D.ssa R.Francesca Capozza

Psicologa Psicoterapeuta specialista in Psicologia della Salute

Il rapporto con i propri figli può essere spesso fonte di ansia e preoccupazione per i genitori, soprattutto in questi anni in cui i modelli culturali cui la famiglia fa riferimento sono in continua evoluzione. Un senso persistente di inadeguatezza nel proprio ruolo (genitoriale e figliare) o di incomprensione reciproca possono indurre ad un irrigidimento delle dinamiche relazionali che potrebbero cronicizzarsi in un deleterio distacco emotivo-affettivo.

Prevenire o intervenire su tali difficoltà è sempre possibile.

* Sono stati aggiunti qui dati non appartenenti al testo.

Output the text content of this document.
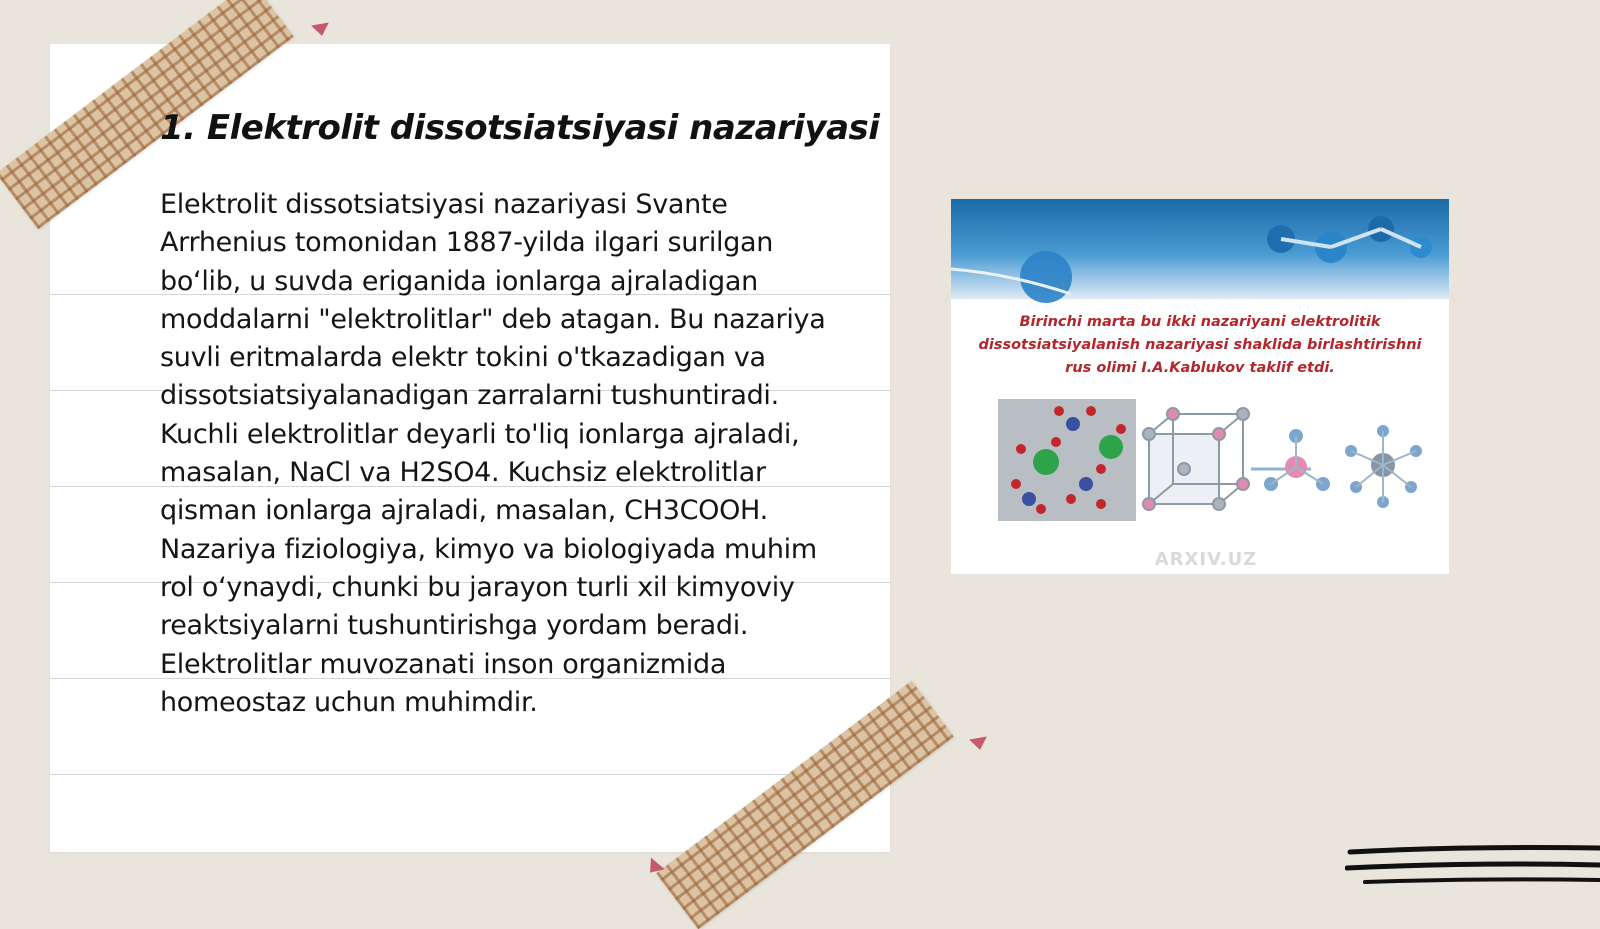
1. Elektrolit dissotsiatsiyasi nazariyasi

Elektrolit dissotsiatsiyasi nazariyasi Svante Arrhenius tomonidan 1887-yilda ilgari surilgan bo‘lib, u suvda eriganida ionlarga ajraladigan moddalarni "elektrolitlar" deb atagan. Bu nazariya suvli eritmalarda elektr tokini o'tkazadigan va dissotsiatsiyalanadigan zarralarni tushuntiradi. Kuchli elektrolitlar deyarli to'liq ionlarga ajraladi, masalan, NaCl va H2SO4. Kuchsiz elektrolitlar qisman ionlarga ajraladi, masalan, CH3COOH. Nazariya fiziologiya, kimyo va biologiyada muhim rol o‘ynaydi, chunki bu jarayon turli xil kimyoviy reaktsiyalarni tushuntirishga yordam beradi. Elektrolitlar muvozanati inson organizmida homeostaz uchun muhimdir.

Birinchi marta bu ikki nazariyani elektrolitik dissotsiatsiyalanish nazariyasi shaklida birlashtirishni rus olimi I.A.Kablukov taklif etdi.

ARXIV.UZ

Puntare sulla promozione di un adeguato percorso educativo rappresenta il fattore protettivo per eccellenza, garante della costruzione di un ben-essere per tutta la famiglia.

 

UNA EDUCAZIONE EFFICACE

Alcuni punti chiave:

  • L’importanza delle regole

Esse danno sicurezza e creano punti di riferimento indispensabili nel percorso di crescita; sono efficaci quando sono espresse al positivo (evidenziare il comportamento desiderato, piuttosto che censurare quello inadeguato), sono sintetiche e concrete (invece di “fai il bravo”, specificare il comportamento atteso es. “gioca con le macchinine e quando hai finito riponile nel cesto”), poche (4 o 5 in modo da focalizzare l’attenzione su di esse e interiorizzarle), date al momento giusto ovvero in momenti piacevoli, di serenità e non di rimprovero (la regola associata ad una sensazione di sgradevolezza è interiorizzata con maggiore difficoltà), trasmesse da entrambi i genitori (è importante la loro coerenza interna, altrimenti la regola ne esce screditata e priva di consistenza, inoltre un genitore viene visto come “buono” e l’altro come “cattivo”).

  • Rilevare e valorizzare gli aspetti positivi

Osservare e lodare i comportamenti positivi e di attuazione delle regole, senza evidenziare quelli negativi (ciò rinforza la messa in pratica dei comportamenti adeguati e comunica un atteggiamento rassicurante di accettazione incondizionata da parte dei genitori).

  • Decifrare i comportamenti problematici

Rilevare il messaggio comunicativo del gesto disadattivo attuato dal figlio, cercare di risalire alle motivazioni del malessere o al suo bisogno di ricevere attenzione; non cedere ai gesti provocatori, ma insegnare che esistono forme alternative positive per comunicare, valorizzando le competenze che il giovane possiede di rispondere in maniera adeguata alle situazioni.

  • Ascoltare ed esprimere le emozioni

Riconoscere le emozioni che i figli vivono attraverso un ascolto empatico e rispondere ai loro bisogni; aiutarli a vivere ed esprimere i propri stati affettivi in modo sano e funzionale utilizzando la capacità di mediare cognitivamente.